Martin Luther’s explanation of the Fourth Commandment in his Small Catechism tells us that we are to “fear and love God so that we do not despise or anger our parents and other authorities, but honor them, serve and obey them, love and cherish them.” Those early years of parenting center heavily on instilling this understanding in our children. In fact, I overdid that focus. I wish I had been Lutheran back when my children were little--we were a church-going, Bible-reading, Evangelical family that focused a lot on the Law. The Law of God is good and wise, as the hymn says, and I am thankful for the moral guidance from God's Word (and I did try to show the kids that we unconditionally loved them), but the specific pronouncement of the forgiveness of sins, both by us parent and Jesus, was ultimately what they needed.
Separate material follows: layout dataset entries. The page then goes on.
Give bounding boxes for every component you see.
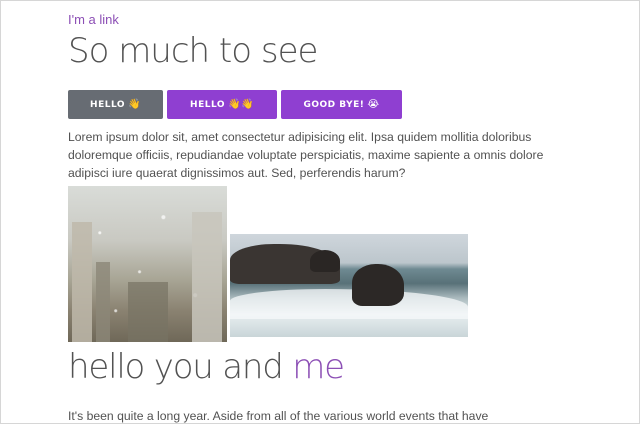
ocean-rocks-image bbox=[230, 234, 468, 337]
main-content: I'm a link So much to see HELLO 👋 HELLO … bbox=[68, 9, 548, 423]
building-shape bbox=[128, 282, 168, 342]
page-title: So much to see bbox=[68, 31, 318, 71]
hello-button-label: HELLO bbox=[90, 99, 126, 110]
rock-shape bbox=[352, 264, 404, 306]
section-heading: hello you and me bbox=[68, 347, 548, 387]
rainy-window-image bbox=[68, 186, 227, 342]
wave-foam bbox=[230, 289, 468, 319]
good-bye-label: GOOD BYE! bbox=[303, 99, 365, 110]
building-shape bbox=[96, 262, 110, 342]
image-gallery bbox=[68, 186, 548, 342]
building-shape bbox=[72, 222, 92, 342]
rock-shape bbox=[310, 250, 340, 272]
button-row: HELLO 👋 HELLO 👋👋 GOOD BYE! 😭 bbox=[68, 90, 548, 119]
section-heading-accent: me bbox=[292, 347, 345, 387]
building-shape bbox=[192, 212, 222, 342]
good-bye-button[interactable]: GOOD BYE! 😭 bbox=[281, 90, 402, 119]
section-paragraph: It's been quite a long year. Aside from … bbox=[68, 409, 489, 423]
hello-double-wave-button[interactable]: HELLO 👋👋 bbox=[167, 90, 277, 119]
wave-icon: 👋 bbox=[128, 98, 141, 110]
page-frame: I'm a link So much to see HELLO 👋 HELLO … bbox=[0, 0, 640, 424]
top-link[interactable]: I'm a link bbox=[68, 12, 119, 27]
intro-paragraph: Lorem ipsum dolor sit, amet consectetur … bbox=[68, 130, 544, 180]
hello-button[interactable]: HELLO 👋 bbox=[68, 90, 163, 119]
crying-face-icon: 😭 bbox=[367, 98, 380, 110]
hello-double-wave-label: HELLO bbox=[190, 99, 226, 110]
section-heading-text: hello you and bbox=[68, 347, 293, 387]
double-wave-icon: 👋👋 bbox=[228, 98, 254, 110]
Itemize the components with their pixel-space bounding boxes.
As my children grew and we moved out of the constant supervision phase, we became Lutheran. What a joy it was to be able to speak forgiveness to my children. Yet I experienced pain as I realized the damage I had done by putting the primary emphasis on their behavior, instead of the life-giving Word of God. I sincerely believe that becoming Lutheran saved my relationship with my children. I began to listen and try to understand my children, instead of treating them like robots that should give me a particular behavioral output if I trained them in a certain way. When correcting them, once they understood their offense and were repentant, I aimed to end the “talking-to” right then and there instead of heaping more guilt on them by continuing a lecture.
I also learned that there was no lecture I could give that would help them face the inevitable struggles that come with living in a sinful world. I remember a wise older mom once telling me as I struggled with potty-training my children, “This may seem like a big deal now, but it is actually a simple time. The kids' needs become more complex when they get older.” That didn't seem possible at the time, but it has turned out to be true. Dealing with a potty-training accident is easy compared to the pain of seeing a child hurt or rejected by a peer. I also experienced a learning curve in helping the children deal with the realization of their own sinfulness that comes with growing up. The challenge is compounded by the fact that it is not uncommon for them to have some of the same sinful tendencies that I see in myself. It feels downright strange to give advice while I feel like I am the one who needs guidance. Thankfully, God promises that when we ask, He gives us wisdom. His strength comes through. I don't have to have it all together or have all the answers, because ultimately, we all need the forgiveness which Christ abundantly gives.
I am glad that my children still need me as a mother even though mine is a constantly changing role. As they mature, I have told them more of my own life experience, in hopes that they can learn from my mistakes. I also listen more, and show them their options, so they can think through the various choices and gain confidence in their ability to do so. I am also glad to say that I treasure being with my four children, now ages 11-19. We laugh, grieve, work, play, learn, worship, and pray together. My husband and I consider ourselves incredibly blessed, and look forward to continuing to guide, advise, and enjoy these dear children God has given us.
How is the Fourth Commandment a circle? With the help of the Holy Spirit, we love our children and don't provoke them to anger (Ephesians 6:4). When we fail (and we do), we repent and receive Christ's forgiveness. Through the love that Christ gives us, we discipline, instruct, and forgive our children in Christ's name. By that same grace of Christ they love, cherish, serve, obey, and honor us, which gives thanks to God. As they grow up and marry, they have children and the multiplication of God's love continues its circle for generations to come.
Dana Palmer is Pastor Stan Palmer's wife, mom to four children ages 11-19, a daughter, a sister, and a friend. She homeschools three of her children and enjoys Lutheran theology, reading, writing, classic movies, exercising, scrapbooking, and people.